Mars 160 is a twin desert study in a Mars analogue setting with the goal of characterizing life in extreme environments, advancing the understanding of the limits and constraints on life and defining protocols for future successful planetary scientific exploration. On our mission, field science team members carry out field and lab work as part of a multidisciplinary crew at an analogue planetary habitat, while simulating a crew on Mars.

This week I'd like to introduce you to our crew science team and talk about the science return as well as mention the science operations for the Mars 160 mission.
Ecologist Shannon Rupert, our Mars 160 principal investigator, coordinates the science program for the whole expedition. For her, there are two main goals for the mission. 
The first is to look for life in extreme environments by examining patterns of biodiversity and distribution of organisms within geologic micro-habitats here on Earth that we suspect have analogues on Mars
Shannon told me, "Since we do not know if there was — let alone if there still is — life on Mars, our work centers on having value as Earth-based biological research, while when done in sim can also be used to determine field protocols and exploration strategies that are applicable for future planetary science missions. The lichen work we are doing for this mission is an excellent example of this, and has the added benefit of demonstrating our approach to the microbial work we are doing in a way that people can visualize and more easily understand."

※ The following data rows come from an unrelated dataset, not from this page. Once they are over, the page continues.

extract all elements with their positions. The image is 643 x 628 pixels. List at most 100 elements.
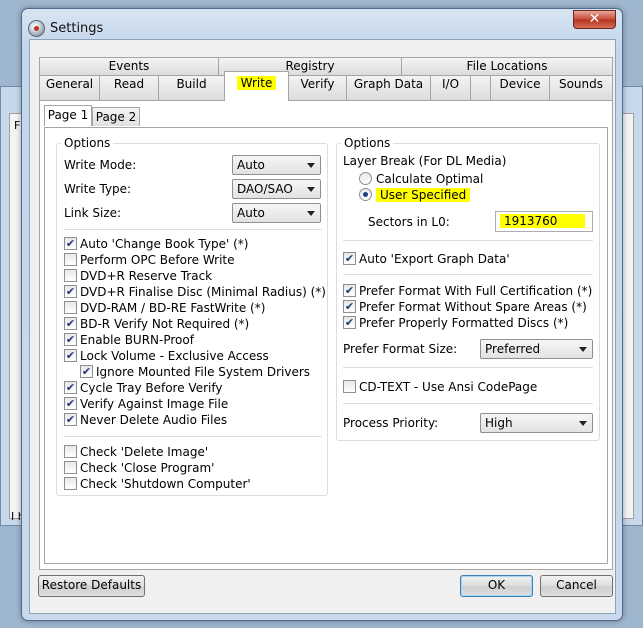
check-cdtext-ansi[interactable]: CD-TEXT - Use Ansi CodePage [343,380,537,394]
check-perform-opc[interactable]: Perform OPC Before Write [64,253,235,267]
radio-user-specified[interactable]: User Specified [359,188,471,202]
checkbox-icon[interactable] [343,380,356,393]
check-auto-change-book-type[interactable]: ✔ Auto 'Change Book Type' (*) [64,237,248,251]
write-mode-label: Write Mode: [64,158,137,172]
left-separator-2 [64,436,322,437]
link-size-select[interactable]: Auto [232,203,321,223]
sectors-in-l0-label: Sectors in L0: [368,215,450,229]
process-priority-value: High [485,416,513,430]
process-priority-select[interactable]: High [480,413,593,433]
check-burn-proof[interactable]: ✔ Enable BURN-Proof [64,333,194,347]
tab-io[interactable]: I/O [430,75,471,100]
tab-write-label: Write [236,76,277,90]
checkbox-icon[interactable]: ✔ [64,285,77,298]
checkbox-icon[interactable] [64,461,77,474]
radio-icon[interactable] [359,172,372,185]
link-size-value: Auto [237,206,265,220]
tab-write[interactable]: Write [224,71,289,101]
checkbox-icon[interactable]: ✔ [64,413,77,426]
checkbox-icon[interactable]: ✔ [343,316,356,329]
check-prefer-without-spare-areas[interactable]: ✔ Prefer Format Without Spare Areas (*) [343,300,587,314]
check-never-delete-audio[interactable]: ✔ Never Delete Audio Files [64,413,227,427]
write-type-select[interactable]: DAO/SAO [232,179,321,199]
checkbox-icon[interactable] [64,445,77,458]
tab-events[interactable]: Events [39,57,219,75]
right-separator-2 [343,274,593,275]
write-type-value: DAO/SAO [237,182,293,196]
checkbox-icon[interactable]: ✔ [80,365,93,378]
check-dvdr-finalise[interactable]: ✔ DVD+R Finalise Disc (Minimal Radius) (*… [64,285,326,299]
right-options-legend: Options [341,136,394,150]
write-mode-value: Auto [237,158,265,172]
background-text-top: F [14,119,21,132]
checkbox-icon[interactable]: ✔ [64,333,77,346]
checkbox-icon[interactable] [64,301,77,314]
tab-read[interactable]: Read [99,75,159,100]
dialog-client-area: Events Registry File Locations General R… [29,39,616,614]
chevron-down-icon [579,347,587,352]
chevron-down-icon [307,163,315,168]
prefer-format-size-select[interactable]: Preferred [480,339,593,359]
checkbox-icon[interactable]: ✔ [64,349,77,362]
right-separator-1 [343,240,593,241]
checkbox-icon[interactable]: ✔ [64,317,77,330]
check-dvdr-reserve-track[interactable]: DVD+R Reserve Track [64,269,212,283]
checkbox-icon[interactable] [64,253,77,266]
chevron-down-icon [307,211,315,216]
tab-build[interactable]: Build [158,75,225,100]
check-prefer-properly-formatted[interactable]: ✔ Prefer Properly Formatted Discs (*) [343,316,568,330]
prefer-format-size-value: Preferred [485,342,541,356]
chevron-down-icon [579,421,587,426]
check-delete-image[interactable]: Check 'Delete Image' [64,445,208,459]
tab-device[interactable]: Device [490,75,550,100]
write-type-label: Write Type: [64,182,132,196]
subtab-page-1[interactable]: Page 1 [44,105,92,126]
check-verify-image[interactable]: ✔ Verify Against Image File [64,397,228,411]
page-1-panel: Options Write Mode: Auto Write Type: DAO… [44,127,608,564]
sectors-in-l0-value: 1913760 [500,214,586,228]
tab-verify[interactable]: Verify [288,75,347,100]
left-separator-1 [64,229,322,230]
check-close-program[interactable]: Check 'Close Program' [64,461,214,475]
subtab-page-2[interactable]: Page 2 [92,107,140,126]
right-separator-4 [343,403,593,404]
right-separator-3 [343,367,593,368]
write-mode-select[interactable]: Auto [232,155,321,175]
cancel-button[interactable]: Cancel [540,575,613,597]
window-title: Settings [50,21,104,36]
right-options-group: Options Layer Break (For DL Media) Calcu… [336,136,600,441]
checkbox-icon[interactable]: ✔ [64,397,77,410]
left-options-legend: Options [61,136,114,150]
check-cycle-tray[interactable]: ✔ Cycle Tray Before Verify [64,381,222,395]
tab-graph-data[interactable]: Graph Data [346,75,431,100]
write-tab-panel: Page 1 Page 2 Options Write Mode: Auto W… [39,100,613,570]
restore-defaults-button[interactable]: Restore Defaults [38,575,145,597]
check-auto-export-graph-data[interactable]: ✔ Auto 'Export Graph Data' [343,252,510,266]
close-button[interactable]: ✕ [573,10,616,29]
checkbox-icon[interactable]: ✔ [343,252,356,265]
checkbox-icon[interactable]: ✔ [64,237,77,250]
check-bdr-verify[interactable]: ✔ BD-R Verify Not Required (*) [64,317,249,331]
sectors-in-l0-input[interactable]: 1913760 [495,211,593,232]
tab-file-locations[interactable]: File Locations [401,57,613,75]
check-lock-volume[interactable]: ✔ Lock Volume - Exclusive Access [64,349,269,363]
check-dvdram-fastwrite[interactable]: DVD-RAM / BD-RE FastWrite (*) [64,301,265,315]
settings-dialog: Settings ✕ Events Registry File Location… [21,8,623,621]
check-ignore-mounted-fs[interactable]: ✔ Ignore Mounted File System Drivers [80,365,310,379]
tab-sounds[interactable]: Sounds [549,75,613,100]
check-shutdown-computer[interactable]: Check 'Shutdown Computer' [64,477,251,491]
radio-calculate-optimal[interactable]: Calculate Optimal [359,172,483,186]
prefer-format-size-label: Prefer Format Size: [343,342,458,356]
checkbox-icon[interactable] [64,269,77,282]
checkbox-icon[interactable]: ✔ [343,300,356,313]
radio-selected-icon[interactable] [359,188,372,201]
checkbox-icon[interactable] [64,477,77,490]
left-options-group: Options Write Mode: Auto Write Type: DAO… [56,136,328,496]
chevron-down-icon [307,187,315,192]
checkbox-icon[interactable]: ✔ [343,284,356,297]
tab-general[interactable]: General [39,75,100,100]
check-prefer-full-certification[interactable]: ✔ Prefer Format With Full Certification (… [343,284,592,298]
ok-button[interactable]: OK [460,575,533,597]
checkbox-icon[interactable]: ✔ [64,381,77,394]
process-priority-label: Process Priority: [343,416,439,430]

The second goal is to engage a team of Earth-based experts in collaboration with the (analogue) Mars-based crew, because, while there are a limited number of scientists who will be the actual astronauts on a Mars mission, there are many scientists on Earth who could contribute to the success of the science. Shannon suggests that current thinking is that astronauts on a human mission to Mars or another planet will be science generalists, and an integrated part of science operations will be for these generalists to work in tandem with the scientists in the field and also fully participate in the collaboration done with science backrooms on Earth.